"Her engagement to Lorin! My wife's engagement!"

He burst into a coarse laugh of enjoyment—a long laugh, during the course of which Clare watched him impatiently.

"Well, what do you mean to do?" she asked at length. "Do you mean to stand quietly by and see your model cousin take not only your inheritance but actually your wife from under your nose?"

"No, by——, I don't! Laline shall come with me. I'll break her spirit and tame her pride for her! She always gave promise of being pretty, but she's a real beauty now! So that's the reason of her black looks and scornful words—eh? Husband number one had turned up to spoil sport just as husband number two was fairly hooked. Upon my soul, the impudence of it beats me! And this slim, Christian-martyr-like saint, who looks almost too pure for things of this earth, was coolly planning bigamy all the time, and would have carried it through but for the chance of your finding her out! Hang the hussy! She has cost me a pretty penny already.

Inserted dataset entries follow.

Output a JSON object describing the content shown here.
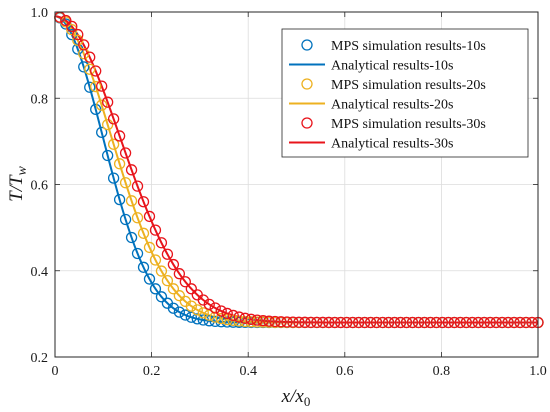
{
  "chart_data": {
    "type": "line",
    "title": "",
    "xlabel": "x/x₀",
    "ylabel": "T/T_w",
    "xlim": [
      0,
      1
    ],
    "ylim": [
      0.2,
      1.0
    ],
    "xticks": [
      "0",
      "0.2",
      "0.4",
      "0.6",
      "0.8",
      "1.0"
    ],
    "yticks": [
      "0.2",
      "0.4",
      "0.6",
      "0.8",
      "1.0"
    ],
    "grid": true,
    "legend_position": "top-right",
    "model": {
      "baseline": 0.28,
      "amplitude": 0.71,
      "note_times": [
        10,
        20,
        30
      ]
    },
    "series": [
      {
        "name": "MPS simulation results-10s",
        "kind": "marker",
        "color": "#0072BD",
        "time": 10,
        "scale": 0.14
      },
      {
        "name": "Analytical results-10s",
        "kind": "line",
        "color": "#0072BD",
        "time": 10,
        "scale": 0.14
      },
      {
        "name": "MPS simulation results-20s",
        "kind": "marker",
        "color": "#EDB120",
        "time": 20,
        "scale": 0.165
      },
      {
        "name": "Analytical results-20s",
        "kind": "line",
        "color": "#EDB120",
        "time": 20,
        "scale": 0.165
      },
      {
        "name": "MPS simulation results-30s",
        "kind": "marker",
        "color": "#E8141B",
        "time": 30,
        "scale": 0.19
      },
      {
        "name": "Analytical results-30s",
        "kind": "line",
        "color": "#E8141B",
        "time": 30,
        "scale": 0.19
      }
    ]
  }
}
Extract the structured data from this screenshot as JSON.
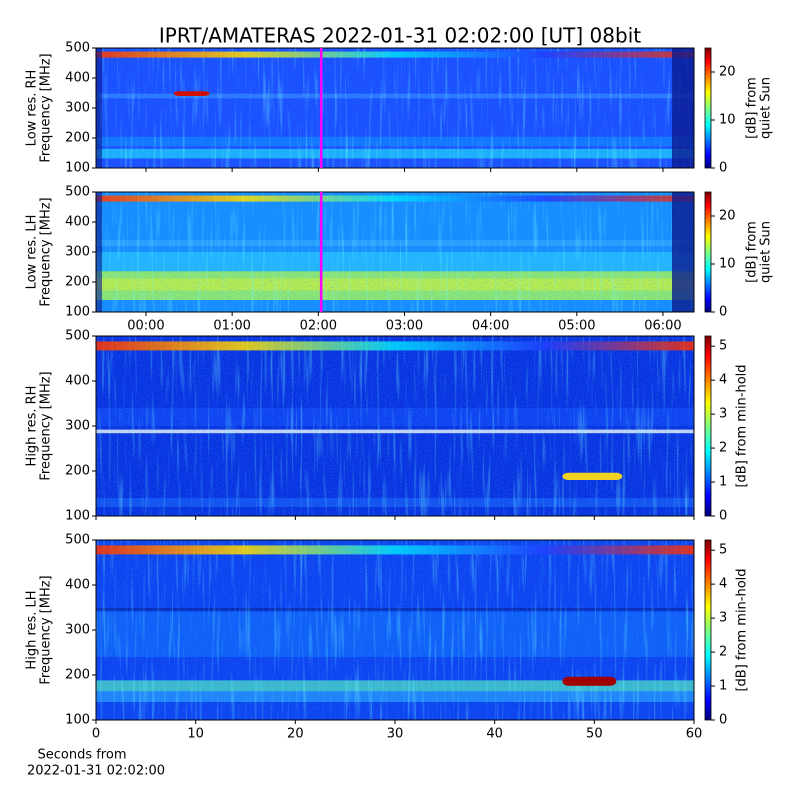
{
  "title": "IPRT/AMATERAS 2022-01-31 02:02:00 [UT]   08bit",
  "chart_data": [
    {
      "type": "heatmap",
      "ylabel": [
        "Low res. RH",
        "Frequency [MHz]"
      ],
      "xlim": [
        -0.58,
        6.36
      ],
      "ylim": [
        100,
        500
      ],
      "yticks": [
        100,
        200,
        300,
        400,
        500
      ],
      "marker": 2.0333,
      "marker_color": "#ff00ff",
      "clim": [
        0,
        25
      ],
      "cticks": [
        0,
        10,
        20
      ],
      "clabel": [
        "[dB] from",
        "quiet Sun"
      ]
    },
    {
      "type": "heatmap",
      "ylabel": [
        "Low res. LH",
        "Frequency [MHz]"
      ],
      "xlim": [
        -0.58,
        6.36
      ],
      "ylim": [
        100,
        500
      ],
      "yticks": [
        100,
        200,
        300,
        400,
        500
      ],
      "xticks": [
        {
          "value": 0,
          "label": "00:00"
        },
        {
          "value": 1,
          "label": "01:00"
        },
        {
          "value": 2,
          "label": "02:00"
        },
        {
          "value": 3,
          "label": "03:00"
        },
        {
          "value": 4,
          "label": "04:00"
        },
        {
          "value": 5,
          "label": "05:00"
        },
        {
          "value": 6,
          "label": "06:00"
        }
      ],
      "marker": 2.0333,
      "marker_color": "#ff00ff",
      "clim": [
        0,
        25
      ],
      "cticks": [
        0,
        10,
        20
      ],
      "clabel": [
        "[dB] from",
        "quiet Sun"
      ]
    },
    {
      "type": "heatmap",
      "ylabel": [
        "High res. RH",
        "Frequency [MHz]"
      ],
      "xlim": [
        0,
        60
      ],
      "ylim": [
        100,
        500
      ],
      "yticks": [
        100,
        200,
        300,
        400,
        500
      ],
      "clim": [
        0,
        5.3
      ],
      "cticks": [
        0,
        1,
        2,
        3,
        4,
        5
      ],
      "clabel": [
        "[dB] from min-hold"
      ]
    },
    {
      "type": "heatmap",
      "ylabel": [
        "High res. LH",
        "Frequency [MHz]"
      ],
      "xlim": [
        0,
        60
      ],
      "ylim": [
        100,
        500
      ],
      "yticks": [
        100,
        200,
        300,
        400,
        500
      ],
      "xticks": [
        0,
        10,
        20,
        30,
        40,
        50,
        60
      ],
      "xlabel": [
        "Seconds from",
        "2022-01-31 02:02:00"
      ],
      "clim": [
        0,
        5.3
      ],
      "cticks": [
        0,
        1,
        2,
        3,
        4,
        5
      ],
      "clabel": [
        "[dB] from min-hold"
      ]
    }
  ]
}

Her father ruined me, when I married her to get him out of a hole, and she bolted on our wedding-day——"

"On your wedding-day? I thought you had been married a month!"

"How should I know? It all happened years ago. Anyhow, there shan't be any doubt that she's my wife now."

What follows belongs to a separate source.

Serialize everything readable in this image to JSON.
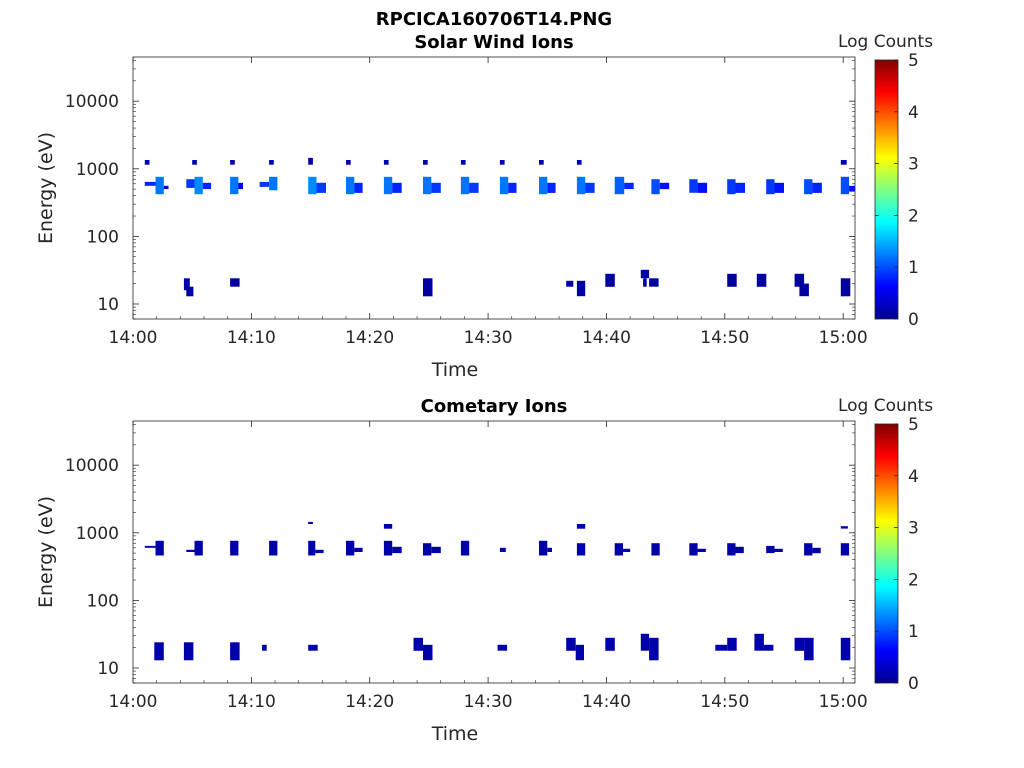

"I wouldn't claim her to-night if I were you," purred Clare. "I wouldn't come to the house and make a scene so late. I would wait until the morning. Lorin is coming in the morning at about twelve, so you will know when to time your visit. But you must take her by surprise and appeal to her sense of duty, otherwise I know her quite well enough to be sure she will give you the slip again. For you know she doesn't like you."

"I know she hates me," he returned coolly, stopping the cab as he spoke. "Here we are in the High Street, and I'll stroll back home and think things over. My head aches a bit. I know Laline hates me, but, by Jove, she doesn't hate me as you hate her! I could almost find it in me to be sorry for the poor wretch now that you've got your knife so deeply into her," he concluded, as Clare bent out over the hansom and gave him her hand in parting. "You are delighted with this night's work," he said roughly, "because you think you have handed over a girl you hate to a drunken brute who will ill-treat her."

"I am glad," she said, with a narrow smile that showed her white teeth, "to have found for Laline a husband of whom any girl might be proud. Good-night, Mr. Armstrong."